With even true-blue Democrats like Minnesota Gov. Mark Dayton and former President Bill Clinton lamenting "unaffordable" malfunctions of Obamacare, maybe America has achieved agreement on one basic proposition:
Rising health care costs: A race we're running willingly?
Many blame the government or insurers, but when you remove them from the equation, as in pet care, spending still rises.
We haven't quite solved this whole health care riddle just yet.
If so, it may be a good time to consider alternative points of view — including an intriguing new study (http://www.nber.org/papers/w22669.pdf) that compares human health care with health care for our pets. Its findings suggest that the American health care system's rising costs may merely reflect the choices we make.
Current symptoms of distress under Obama's Affordable Care Act consist of soaring premiums and narrowing options in the individual insurance market. This market serves people who don't qualify for government coverage and also aren't covered through an employer's plan.
This is the population most affected by two key features of the ACA: 1), the "shall-issue" rule requiring insurers to cover applicants with preexisting conditions, and 2), the "individual mandate" that requires every American to carry health insurance or pay a tax penalty.
Putting it very simply, one problem seems to be that the "shall-issue" rule is working like a charm — while the "mandate" isn't. People with significant health issues are buying individual insurance eagerly. But the young, healthy people who were supposed to be drawn into the insurance "risk pool" by the mandate — balancing off the sicker folks — aren't taking the plunge in expected numbers.

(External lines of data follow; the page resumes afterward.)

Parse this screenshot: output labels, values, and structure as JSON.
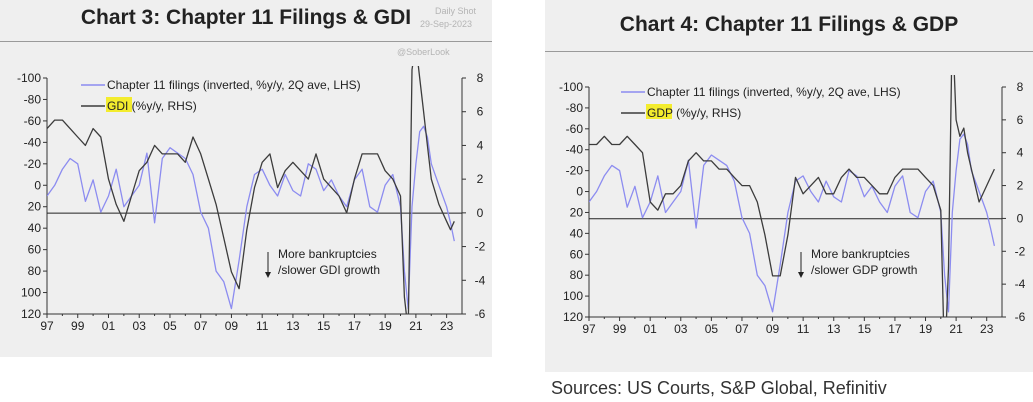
{
  "colors": {
    "filings": "#8c8cf0",
    "macro": "#3c3c3c",
    "highlight": "#f3ec2e",
    "axis": "#333333"
  },
  "watermark": {
    "brand": "Daily Shot",
    "date": "29-Sep-2023",
    "handle": "@SoberLook"
  },
  "chart_data": [
    {
      "type": "line",
      "title": "Chart 3: Chapter 11 Filings & GDI",
      "lhs_ticks": [
        "-100",
        "-80",
        "-60",
        "-40",
        "-20",
        "0",
        "20",
        "40",
        "60",
        "80",
        "100",
        "120"
      ],
      "rhs_ticks": [
        "8",
        "6",
        "4",
        "2",
        "0",
        "-2",
        "-4",
        "-6"
      ],
      "x_ticks": [
        "97",
        "99",
        "01",
        "03",
        "05",
        "07",
        "09",
        "11",
        "13",
        "15",
        "17",
        "19",
        "21",
        "23"
      ],
      "xlim": [
        1997,
        2024
      ],
      "lhs_ylim": [
        -100,
        120
      ],
      "rhs_ylim": [
        -6,
        8
      ],
      "reference_lhs": 26,
      "legend": {
        "filings": "Chapter 11 filings (inverted, %y/y, 2Q ave, LHS)",
        "macro_key": "GDI",
        "macro_rest": " (%y/y, RHS)"
      },
      "annotation": [
        "More bankruptcies",
        "/slower GDI growth"
      ],
      "series": [
        {
          "name": "Chapter 11 filings (inverted, %y/y, 2Q ave, LHS)",
          "axis": "lhs",
          "x": [
            1997,
            1997.5,
            1998,
            1998.5,
            1999,
            1999.5,
            2000,
            2000.5,
            2001,
            2001.5,
            2002,
            2002.5,
            2003,
            2003.5,
            2004,
            2004.5,
            2005,
            2005.5,
            2006,
            2006.5,
            2007,
            2007.5,
            2008,
            2008.5,
            2009,
            2009.5,
            2010,
            2010.5,
            2011,
            2011.5,
            2012,
            2012.5,
            2013,
            2013.5,
            2014,
            2014.5,
            2015,
            2015.5,
            2016,
            2016.5,
            2017,
            2017.5,
            2018,
            2018.5,
            2019,
            2019.5,
            2020,
            2020.25,
            2020.5,
            2020.75,
            2021,
            2021.25,
            2021.5,
            2021.75,
            2022,
            2022.5,
            2023,
            2023.25,
            2023.5
          ],
          "y": [
            10,
            0,
            -15,
            -25,
            -20,
            15,
            -5,
            25,
            10,
            -15,
            20,
            10,
            0,
            -30,
            35,
            -25,
            -35,
            -30,
            -25,
            -10,
            25,
            40,
            80,
            90,
            115,
            70,
            20,
            -10,
            -15,
            0,
            10,
            -10,
            5,
            10,
            -20,
            -15,
            5,
            -5,
            10,
            20,
            -5,
            -15,
            20,
            25,
            0,
            -10,
            20,
            80,
            115,
            20,
            -20,
            -50,
            -55,
            -45,
            -20,
            0,
            20,
            35,
            52
          ]
        },
        {
          "name": "GDI (%y/y, RHS)",
          "axis": "rhs",
          "x": [
            1997,
            1997.5,
            1998,
            1998.5,
            1999,
            1999.5,
            2000,
            2000.5,
            2001,
            2001.5,
            2002,
            2002.5,
            2003,
            2003.5,
            2004,
            2004.5,
            2005,
            2005.5,
            2006,
            2006.5,
            2007,
            2007.5,
            2008,
            2008.5,
            2009,
            2009.5,
            2010,
            2010.5,
            2011,
            2011.5,
            2012,
            2012.5,
            2013,
            2013.5,
            2014,
            2014.5,
            2015,
            2015.5,
            2016,
            2016.5,
            2017,
            2017.5,
            2018,
            2018.5,
            2019,
            2019.5,
            2020,
            2020.25,
            2020.5,
            2020.75,
            2021,
            2021.25,
            2021.5,
            2021.75,
            2022,
            2022.5,
            2023,
            2023.25,
            2023.5
          ],
          "y": [
            5,
            5.5,
            5.5,
            5,
            4.5,
            4,
            5,
            4.5,
            2,
            0.5,
            -0.5,
            1,
            2.5,
            3,
            4,
            3.5,
            3.5,
            3.5,
            3,
            4.5,
            3.5,
            2,
            0.5,
            -1.5,
            -3.5,
            -4.5,
            -1,
            1.5,
            3,
            3.5,
            1.5,
            2.5,
            3,
            2.5,
            2,
            3.5,
            2,
            1.5,
            1,
            0,
            2,
            3.5,
            3.5,
            3.5,
            2.5,
            2,
            1,
            -5,
            -7,
            8.5,
            10,
            8,
            6,
            4,
            2,
            0.5,
            -0.5,
            -1,
            -0.5
          ]
        }
      ]
    },
    {
      "type": "line",
      "title": "Chart 4: Chapter 11 Filings & GDP",
      "lhs_ticks": [
        "-100",
        "-80",
        "-60",
        "-40",
        "-20",
        "0",
        "20",
        "40",
        "60",
        "80",
        "100",
        "120"
      ],
      "rhs_ticks": [
        "8",
        "6",
        "4",
        "2",
        "0",
        "-2",
        "-4",
        "-6"
      ],
      "x_ticks": [
        "97",
        "99",
        "01",
        "03",
        "05",
        "07",
        "09",
        "11",
        "13",
        "15",
        "17",
        "19",
        "21",
        "23"
      ],
      "xlim": [
        1997,
        2024
      ],
      "lhs_ylim": [
        -100,
        120
      ],
      "rhs_ylim": [
        -6,
        8
      ],
      "reference_lhs": 26,
      "legend": {
        "filings": "Chapter 11 filings (inverted, %y/y, 2Q ave, LHS)",
        "macro_key": "GDP",
        "macro_rest": " (%y/y, RHS)"
      },
      "annotation": [
        "More bankruptcies",
        "/slower GDP growth"
      ],
      "series": [
        {
          "name": "Chapter 11 filings (inverted, %y/y, 2Q ave, LHS)",
          "axis": "lhs",
          "x": [
            1997,
            1997.5,
            1998,
            1998.5,
            1999,
            1999.5,
            2000,
            2000.5,
            2001,
            2001.5,
            2002,
            2002.5,
            2003,
            2003.5,
            2004,
            2004.5,
            2005,
            2005.5,
            2006,
            2006.5,
            2007,
            2007.5,
            2008,
            2008.5,
            2009,
            2009.5,
            2010,
            2010.5,
            2011,
            2011.5,
            2012,
            2012.5,
            2013,
            2013.5,
            2014,
            2014.5,
            2015,
            2015.5,
            2016,
            2016.5,
            2017,
            2017.5,
            2018,
            2018.5,
            2019,
            2019.5,
            2020,
            2020.25,
            2020.5,
            2020.75,
            2021,
            2021.25,
            2021.5,
            2021.75,
            2022,
            2022.5,
            2023,
            2023.25,
            2023.5
          ],
          "y": [
            10,
            0,
            -15,
            -25,
            -20,
            15,
            -5,
            25,
            10,
            -15,
            20,
            10,
            0,
            -30,
            35,
            -25,
            -35,
            -30,
            -25,
            -10,
            25,
            40,
            80,
            90,
            115,
            70,
            20,
            -10,
            -15,
            0,
            10,
            -10,
            5,
            10,
            -20,
            -15,
            5,
            -5,
            10,
            20,
            -5,
            -15,
            20,
            25,
            0,
            -10,
            20,
            80,
            115,
            20,
            -20,
            -50,
            -55,
            -45,
            -20,
            0,
            20,
            35,
            52
          ]
        },
        {
          "name": "GDP (%y/y, RHS)",
          "axis": "rhs",
          "x": [
            1997,
            1997.5,
            1998,
            1998.5,
            1999,
            1999.5,
            2000,
            2000.5,
            2001,
            2001.5,
            2002,
            2002.5,
            2003,
            2003.5,
            2004,
            2004.5,
            2005,
            2005.5,
            2006,
            2006.5,
            2007,
            2007.5,
            2008,
            2008.5,
            2009,
            2009.5,
            2010,
            2010.5,
            2011,
            2011.5,
            2012,
            2012.5,
            2013,
            2013.5,
            2014,
            2014.5,
            2015,
            2015.5,
            2016,
            2016.5,
            2017,
            2017.5,
            2018,
            2018.5,
            2019,
            2019.5,
            2020,
            2020.25,
            2020.5,
            2020.75,
            2021,
            2021.25,
            2021.5,
            2021.75,
            2022,
            2022.5,
            2023,
            2023.25,
            2023.5
          ],
          "y": [
            4.5,
            4.5,
            5,
            4.5,
            4.5,
            5,
            4.5,
            4,
            1,
            0.5,
            1.5,
            1.5,
            2,
            3.5,
            4,
            3.5,
            3.5,
            3,
            3,
            2.5,
            2,
            2,
            1,
            -1,
            -3.5,
            -3.5,
            -1,
            2.5,
            1.5,
            2,
            2.5,
            1.5,
            1.5,
            2.5,
            3,
            2.5,
            2.5,
            2,
            1.5,
            1.5,
            2.5,
            3,
            3,
            3,
            2.5,
            2,
            0.5,
            -9,
            -3,
            12,
            6,
            5,
            5.5,
            4,
            3,
            1,
            2,
            2.5,
            3
          ]
        }
      ]
    }
  ],
  "sources": "Sources: US Courts, S&P Global, Refinitiv"
}
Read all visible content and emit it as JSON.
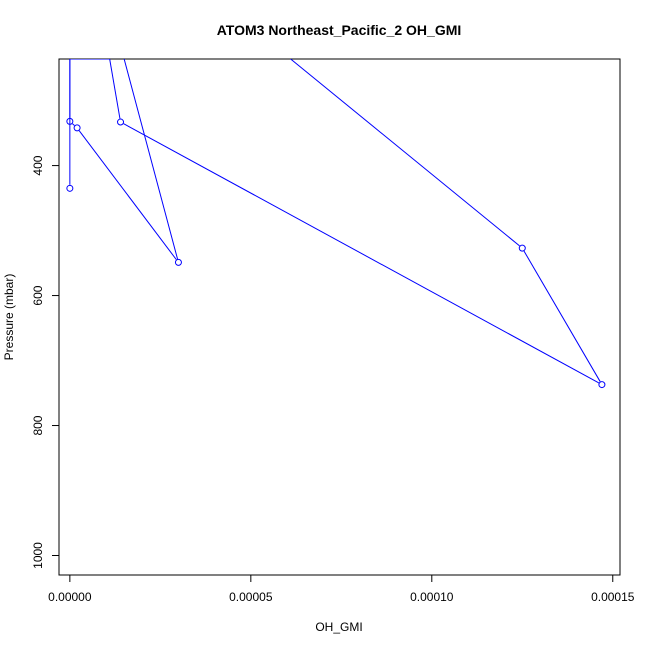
{
  "chart_data": {
    "type": "line",
    "title": "ATOM3 Northeast_Pacific_2 OH_GMI",
    "xlabel": "OH_GMI",
    "ylabel": "Pressure (mbar)",
    "xlim": [
      -3e-06,
      0.000152
    ],
    "ylim": [
      1030,
      236
    ],
    "y_reversed": true,
    "x_ticks": [
      {
        "value": 0,
        "label": "0.00000"
      },
      {
        "value": 5e-05,
        "label": "0.00005"
      },
      {
        "value": 0.0001,
        "label": "0.00010"
      },
      {
        "value": 0.00015,
        "label": "0.00015"
      }
    ],
    "y_ticks": [
      {
        "value": 400,
        "label": "400"
      },
      {
        "value": 600,
        "label": "600"
      },
      {
        "value": 800,
        "label": "800"
      },
      {
        "value": 1000,
        "label": "1000"
      }
    ],
    "series": [
      {
        "color": "#0000ff",
        "marker": "open-circle",
        "points": [
          {
            "x": 6.1e-05,
            "y": 236
          },
          {
            "x": 0.000125,
            "y": 527
          },
          {
            "x": 0.000147,
            "y": 737
          },
          {
            "x": 1.4e-05,
            "y": 333
          },
          {
            "x": 1.1e-05,
            "y": 236
          },
          {
            "x": 0.0,
            "y": 236
          },
          {
            "x": 0.0,
            "y": 435
          }
        ]
      },
      {
        "color": "#0000ff",
        "marker": "open-circle",
        "points": [
          {
            "x": 1.5e-05,
            "y": 236
          },
          {
            "x": 3e-05,
            "y": 549
          },
          {
            "x": 2e-06,
            "y": 342
          },
          {
            "x": 0.0,
            "y": 332
          },
          {
            "x": 0.0,
            "y": 236
          }
        ]
      }
    ],
    "grid": false,
    "legend": "none"
  }
}
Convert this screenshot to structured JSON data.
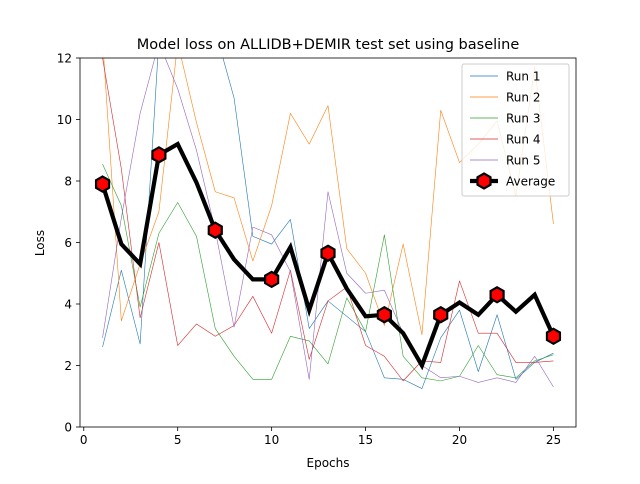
{
  "chart_data": {
    "type": "line",
    "title": "Model loss on ALLIDB+DEMIR test set using baseline",
    "xlabel": "Epochs",
    "ylabel": "Loss",
    "xlim": [
      -0.2,
      26.2
    ],
    "ylim": [
      0,
      12
    ],
    "xticks": [
      0,
      5,
      10,
      15,
      20,
      25
    ],
    "yticks": [
      0,
      2,
      4,
      6,
      8,
      10,
      12
    ],
    "grid": false,
    "legend_position": "top-right",
    "x": [
      1,
      2,
      3,
      4,
      5,
      6,
      7,
      8,
      9,
      10,
      11,
      12,
      13,
      14,
      15,
      16,
      17,
      18,
      19,
      20,
      21,
      22,
      23,
      24,
      25
    ],
    "series": [
      {
        "name": "Run 1",
        "color": "#1f77b4",
        "values": [
          2.6,
          5.1,
          2.7,
          12.6,
          13.5,
          12.9,
          12.9,
          10.7,
          6.2,
          5.95,
          6.75,
          3.2,
          4.1,
          3.6,
          3.1,
          1.6,
          1.55,
          1.25,
          2.9,
          3.8,
          1.8,
          3.65,
          1.55,
          2.1,
          2.4
        ]
      },
      {
        "name": "Run 2",
        "color": "#ff7f0e",
        "values": [
          12.6,
          3.45,
          5.3,
          7.0,
          12.5,
          9.9,
          7.65,
          7.45,
          5.4,
          7.2,
          10.2,
          9.2,
          10.45,
          5.8,
          5.0,
          3.3,
          5.95,
          3.0,
          10.3,
          8.6,
          9.2,
          9.95,
          7.5,
          11.7,
          6.6
        ]
      },
      {
        "name": "Run 3",
        "color": "#2ca02c",
        "values": [
          8.55,
          7.2,
          3.9,
          6.3,
          7.3,
          6.2,
          3.2,
          2.3,
          1.55,
          1.55,
          2.95,
          2.8,
          2.05,
          4.2,
          3.1,
          6.25,
          2.3,
          1.6,
          1.5,
          1.65,
          2.65,
          1.7,
          1.6,
          2.15,
          2.35
        ]
      },
      {
        "name": "Run 4",
        "color": "#d62728",
        "values": [
          12.0,
          8.4,
          3.55,
          6.0,
          2.65,
          3.35,
          2.95,
          3.3,
          4.25,
          3.05,
          5.1,
          2.2,
          4.1,
          4.55,
          2.65,
          2.3,
          1.5,
          2.15,
          2.1,
          4.75,
          3.05,
          3.05,
          2.1,
          2.1,
          2.15
        ]
      },
      {
        "name": "Run 5",
        "color": "#9467bd",
        "values": [
          2.9,
          6.8,
          10.2,
          12.5,
          11.0,
          9.0,
          6.4,
          3.25,
          6.5,
          6.25,
          5.05,
          1.55,
          7.65,
          5.0,
          4.35,
          4.45,
          3.05,
          2.0,
          1.6,
          1.65,
          1.45,
          1.6,
          1.45,
          2.3,
          1.3
        ]
      },
      {
        "name": "Average",
        "color": "#000000",
        "marker": "hexagon",
        "marker_color": "#ff0000",
        "values": [
          7.9,
          5.95,
          5.3,
          8.85,
          9.2,
          7.95,
          6.4,
          5.45,
          4.8,
          4.8,
          5.85,
          3.8,
          5.65,
          4.5,
          3.6,
          3.65,
          3.05,
          2.0,
          3.65,
          4.05,
          3.65,
          4.3,
          3.75,
          4.3,
          2.95
        ]
      }
    ]
  }
}
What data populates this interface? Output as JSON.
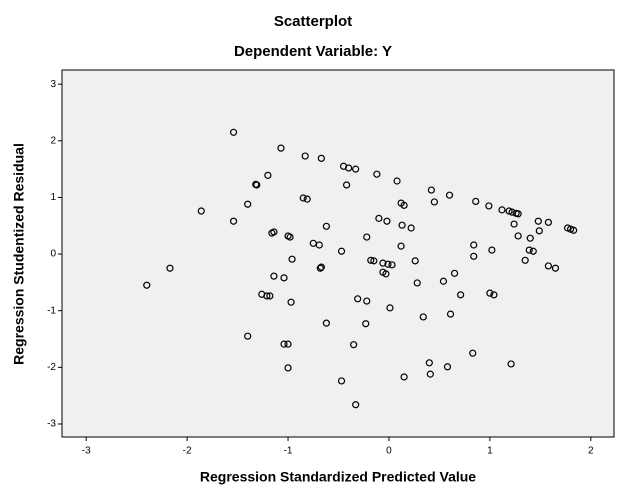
{
  "chart_data": {
    "type": "scatter",
    "title": "Scatterplot",
    "subtitle": "Dependent Variable: Y",
    "x_label": "Regression Standardized Predicted Value",
    "y_label": "Regression Studentized Residual",
    "color": "#000000",
    "x": [
      -1.54,
      -1.07,
      -0.83,
      -0.67,
      -0.45,
      -0.4,
      -0.33,
      -0.12,
      0.08,
      -1.31,
      -1.32,
      -0.42,
      -1.2,
      0.42,
      0.6,
      -0.85,
      -0.81,
      0.45,
      0.86,
      0.99,
      0.12,
      0.15,
      1.12,
      1.19,
      1.22,
      1.26,
      1.28,
      -1.4,
      -1.86,
      1.48,
      1.58,
      -1.54,
      -0.1,
      -0.02,
      0.13,
      0.22,
      1.24,
      1.49,
      -0.62,
      1.77,
      1.8,
      1.83,
      -1.14,
      -1.16,
      -1.0,
      -0.98,
      -0.22,
      1.28,
      1.4,
      -0.75,
      -0.69,
      0.12,
      0.84,
      -0.47,
      1.02,
      1.39,
      1.43,
      0.84,
      -0.96,
      -0.18,
      -0.15,
      -0.06,
      -0.01,
      0.03,
      0.26,
      1.35,
      -0.67,
      -0.68,
      1.58,
      1.65,
      -2.17,
      -0.06,
      -0.03,
      0.65,
      -1.14,
      -1.04,
      0.54,
      0.28,
      -2.4,
      -1.26,
      -1.21,
      -1.18,
      0.71,
      1.0,
      1.04,
      -0.31,
      -0.22,
      -0.97,
      0.01,
      0.61,
      0.34,
      -0.62,
      -0.23,
      -1.4,
      -1.04,
      -1.0,
      -0.35,
      0.83,
      0.4,
      1.21,
      -1.0,
      0.58,
      0.41,
      0.15,
      -0.47,
      -0.33
    ],
    "y": [
      2.15,
      1.87,
      1.73,
      1.69,
      1.55,
      1.52,
      1.5,
      1.41,
      1.29,
      1.22,
      1.23,
      1.22,
      1.39,
      1.13,
      1.04,
      0.99,
      0.97,
      0.92,
      0.93,
      0.85,
      0.9,
      0.86,
      0.78,
      0.76,
      0.74,
      0.72,
      0.71,
      0.88,
      0.76,
      0.58,
      0.56,
      0.58,
      0.63,
      0.58,
      0.51,
      0.46,
      0.53,
      0.41,
      0.49,
      0.46,
      0.44,
      0.42,
      0.39,
      0.37,
      0.32,
      0.3,
      0.3,
      0.32,
      0.28,
      0.19,
      0.16,
      0.14,
      0.16,
      0.05,
      0.07,
      0.07,
      0.05,
      -0.04,
      -0.09,
      -0.11,
      -0.12,
      -0.16,
      -0.18,
      -0.19,
      -0.12,
      -0.11,
      -0.23,
      -0.25,
      -0.21,
      -0.25,
      -0.25,
      -0.32,
      -0.35,
      -0.34,
      -0.39,
      -0.42,
      -0.48,
      -0.51,
      -0.55,
      -0.71,
      -0.74,
      -0.74,
      -0.72,
      -0.69,
      -0.72,
      -0.79,
      -0.83,
      -0.85,
      -0.95,
      -1.06,
      -1.11,
      -1.22,
      -1.23,
      -1.45,
      -1.59,
      -1.59,
      -1.6,
      -1.75,
      -1.92,
      -1.94,
      -2.01,
      -1.99,
      -2.12,
      -2.17,
      -2.24,
      -2.66
    ],
    "xlim": [
      -3.24,
      2.23
    ],
    "ylim": [
      -3.23,
      3.25
    ],
    "xticks": [
      -3,
      -2,
      -1,
      0,
      1,
      2
    ],
    "yticks": [
      -3,
      -2,
      -1,
      0,
      1,
      2,
      3
    ]
  }
}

That leaves underwriters selling health insurance to an unhealthy population. It's a crummy business model; insurers are hiking rates and fleeing the market.
One thing complicating efforts to fix this mess is that many remedies might prove unpopular.
The mandate, controversial from the start, may not be working as designed for the simple reason that its penalty is too gentle. For many people, it's cheaper to pay the "tax" than to buy insurance — and too many young healthy folks are apparently being tempted to defy the law.
But stiffening the penalty may be stronger medicine than politicians are ready to administer.
Setting aside the details of today's woes, it's the overall "unaffordability" of health care for America that confounds us. Yet almost everybody agrees that somehow or other it's the big role of private insurance and/or the big role of government that explain why America spends so much on health care.
Conservatives argue that there's too much government in American health care; progressives often think there's too little. Liberals see insurance-company greed driving health care excesses; free-market devotees think too much indirect insurance payment leads to careless spending and a dearth of competition.
But in a new paper for the National Bureau of Economic Research, economists from Stanford and MIT explore an altogether "alternative school of thought … that high and rising U.S. healthcare spending is an optimal outcome given individual preferences." In other words, maybe it's just a matter of a particularly rich society choosing to spend heavily on preserving life and improving its quality.
Economists Liran Einav, Amy Finkelstein and Atul Gupta came up with an ingenious way to test whether distorting influences of government or insurance are really behind high health care spending. They compared trends in human health care with trends in pet health care.
In pet care, neither government nor insurance play a major part. Yet as in human health care, veterinary medicine involves constant innovation and emotionally charged decisions.
So how similar are spending patterns in the two systems? Very.
The researchers found that in the 16 years between 1996 and 2012, inflation-adjusted pet care spending per pet-owning household soared by 60 percent. Human health care spending jumped 50 percent in the same period.
For contrast, the researchers also tracked real spending on two important nonmedical commodities — housing and entertainment. Spending on both rose and fell with the economic cycle but ended little changed overall between 1996 and 2012.
So something about spending on medical care — for pets no less than for people — looks different from spending on housing or entertainment. But the difference is not the involvement of big government or big insurance — which doesn't exist in pet care.
Unsurprisingly, the study found that household spending on all the measured goods rises with a household's income. But while the well-off (annual income above $70,000) spend three-and-half times as much as the poor on entertainment, and about three times more on housing, they spend less than twice as much on human health care and barely over twice as much on pet care.
In short, when it comes to medical spending — for their animals as well as for themselves — households of modest means dig deeper than they do for other goods.
Finally, it will surprise few animal lovers that medical spending on pets — even more than on people — explodes in the final months of life.
The economists are cautious about drawing conclusions from all this, beyond suggesting that the striking parallels "should give us pause before attributing the large and rising healthcare costs in the U.S. solely to the prevalence of insurance and government involvement."
It may simply be that as long as medicine, human or veterinary, keeps coming up with new ways to combat sickness and death, without winning the battle against those ancient enemies, spending will tend to rise in a rich and free society — at least until there is some collective decision to declare that enough is enough.